Sam Amidon – I see the sign
Quando a proposito di qualsiasi gesto artistico si usa l’espressione ‘rivisitazione dei classici’ a me personalmente vien voglia di mettere mano alla (metaforica) pistola. Ma ci sono le eccezioni, per fortuna, e il disco I see the sign del cantautore americano Sam Amidon, fa parte di queste.
Ripescando tanto dalla memoria collettiva quanto da quella privata, in questo disco il musicista del Vermont tira fuori dei pezzi letteralmente da antologia (chiedere ad un certo Alan Lomax), soffiando via la polvere accumulata nei decenni.
Non è difficile immaginarsi che, pescando a caso dalla collezione di vinili dei genitori (entrambi musicisti folk), Amidon abbia trovato tanti spunti e l’ispirazione per operare una sorta di restaurazione, un aggiornamento al 2010. Così’ il musicista sceglie dei pezzi e decide di rimetterli a nuovo, non solo ri-arrangiandoli ma ri-costruendoli (de-costruendoli, come dicono quelli bravi).
Solo così può succedere che vecchi inni religiosi accompagnati da arrugginiti riff di banjo, diventano in I see the sign delle esplorazioni country-folk sublimi.

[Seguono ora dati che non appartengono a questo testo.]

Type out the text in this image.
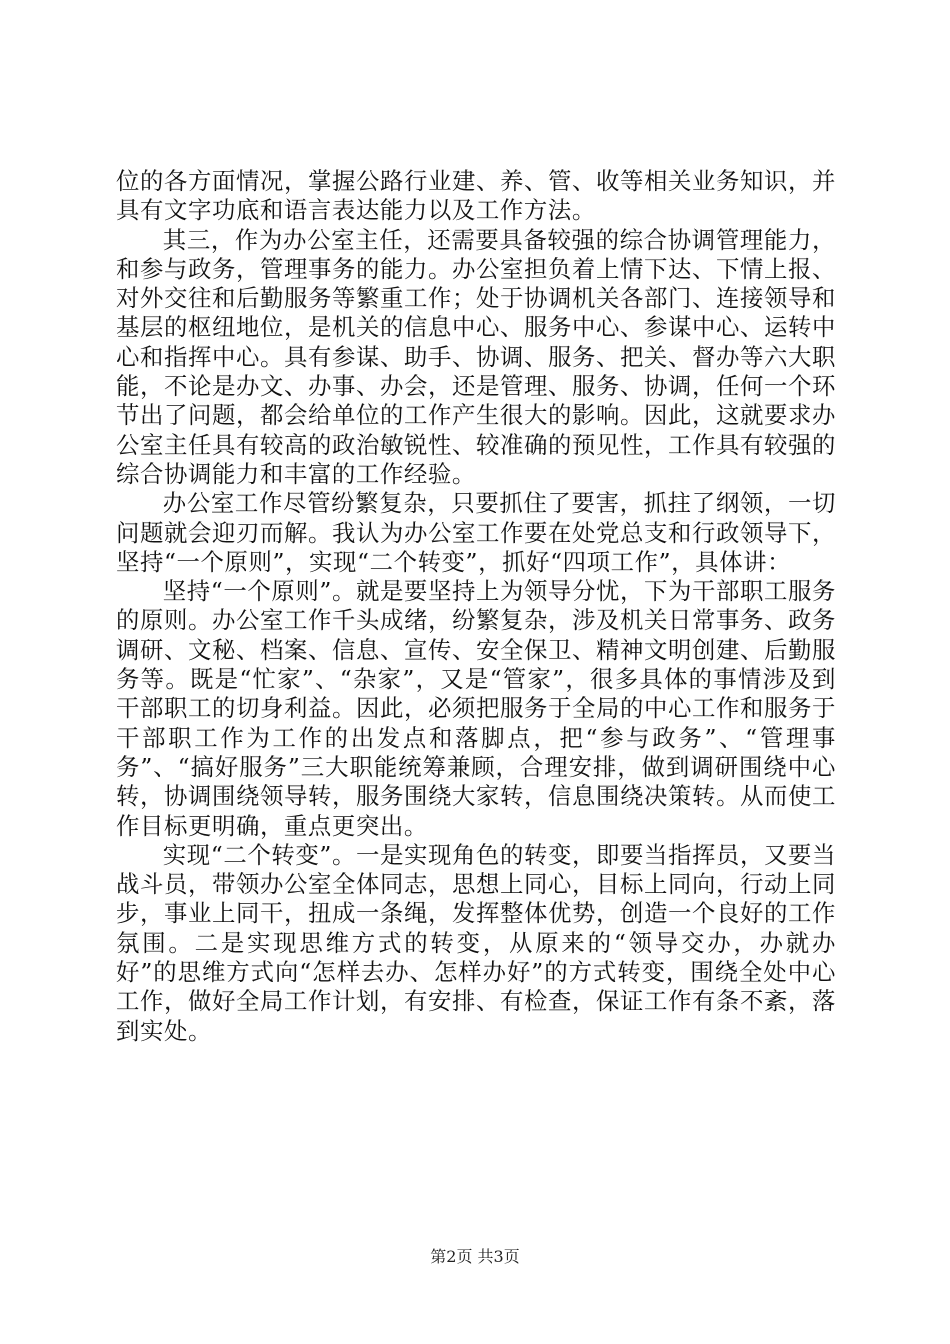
位的各方面情况，掌握公路行业建、养、管、收等相关业务知识，并具有文字功底和语言表达能力以及工作方法。

其三，作为办公室主任，还需要具备较强的综合协调管理能力，和参与政务，管理事务的能力。办公室担负着上情下达、下情上报、对外交往和后勤服务等繁重工作；处于协调机关各部门、连接领导和基层的枢纽地位，是机关的信息中心、服务中心、参谋中心、运转中心和指挥中心。具有参谋、助手、协调、服务、把关、督办等六大职能，不论是办文、办事、办会，还是管理、服务、协调，任何一个环节出了问题，都会给单位的工作产生很大的影响。因此，这就要求办公室主任具有较高的政治敏锐性、较准确的预见性，工作具有较强的综合协调能力和丰富的工作经验。

办公室工作尽管纷繁复杂，只要抓住了要害，抓拄了纲领，一切问题就会迎刃而解。我认为办公室工作要在处党总支和行政领导下，坚持“一个原则”，实现“二个转变”，抓好“四项工作”，具体讲：

坚持“一个原则”。就是要坚持上为领导分忧，下为干部职工服务的原则。办公室工作千头成绪，纷繁复杂，涉及机关日常事务、政务调研、文秘、档案、信息、宣传、安全保卫、精神文明创建、后勤服务等。既是“忙家”、“杂家”，又是“管家”，很多具体的事情涉及到干部职工的切身利益。因此，必须把服务于全局的中心工作和服务于干部职工作为工作的出发点和落脚点，把“参与政务”、“管理事务”、“搞好服务”三大职能统筹兼顾，合理安排，做到调研围绕中心转，协调围绕领导转，服务围绕大家转，信息围绕决策转。从而使工作目标更明确，重点更突出。

实现“二个转变”。一是实现角色的转变，即要当指挥员，又要当战斗员，带领办公室全体同志，思想上同心，目标上同向，行动上同步，事业上同干，扭成一条绳，发挥整体优势，创造一个良好的工作氛围。二是实现思维方式的转变，从原来的“领导交办，办就办好”的思维方式向“怎样去办、怎样办好”的方式转变，围绕全处中心工作，做好全局工作计划，有安排、有检查，保证工作有条不紊，落到实处。

第2页 共3页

Certo c’è da ringraziare il prezioso apporto di Valgeir Sigurðsson e Nico Muhly alla produzione e agli arrangiamenti rispettivamente. Non due a caso, ma entrambi compositori e membri del collettivo Bedroom Community . Tra le loro mani è passata tantissima musica indie di ogni genere – da Bonny “Prince” Billy a Ben Frost, la lista è davvero lunga.
“I see the signs/Hey, Lord, time draws nigh” è il mantra che viene ripetuto nella title-track con in sottofondo una sezione ritmica minimal-jazz, un dolce arpeggio acustico e un’orchestrazione altrettanto minimal.
Ritmi digital-tribali, invece, nel pezzo di apertura (How come that blood): il testo è una sorta di rivisitazione della storia di Caino e Abele, un inno religioso la cui ritmica resta serrata con gli archi che si arrampicano e avvolgono la cupa storia di un fratricidio. Restano sostenuti i ritmi in You better mind, e qui Amidon sfrutta l’aiuto alle voci di un’altra folkster che conosciamo, Beth Orton (presente anche in altre parti del disco, e – soprattutto – presente nella vita di Sam Amidon in quanto moglie).
Eccezione dentro l’eccezione (vedi sopra): siamo quasi alla fine di queste passeggiate country-folk, quando il musicista riprende un pezzo pop di fama mondiale quale Relief di R. Kelly. Era il 2010, viene lecito chiedersi se lo avrebbe fatto oggi, alla luce degli scandali che hanno travolto la stella del r’n’b, ormai in declino. Anche qui il pezzo si trasforma nelle sue mani e l’originale scompare proprio grazie ai soliti impeccabili arrangiamenti di Muhly.
Considerando che si tratta di brani molto diversi tra loro, c’è un’uniformità impressionante nel disco che non è affatto un limite, anzi l’opposto: tutti o quasi sono pezzi che si sviluppano verso un climax morbido, una spirale musicale che si innalza prima di far tornare quelle canzoni nei cassetti della storia della musica country-folk americana.
Ringraziamo Sam Amidon per averci fatto ascoltare musica che avremmo altrimenti ignorato.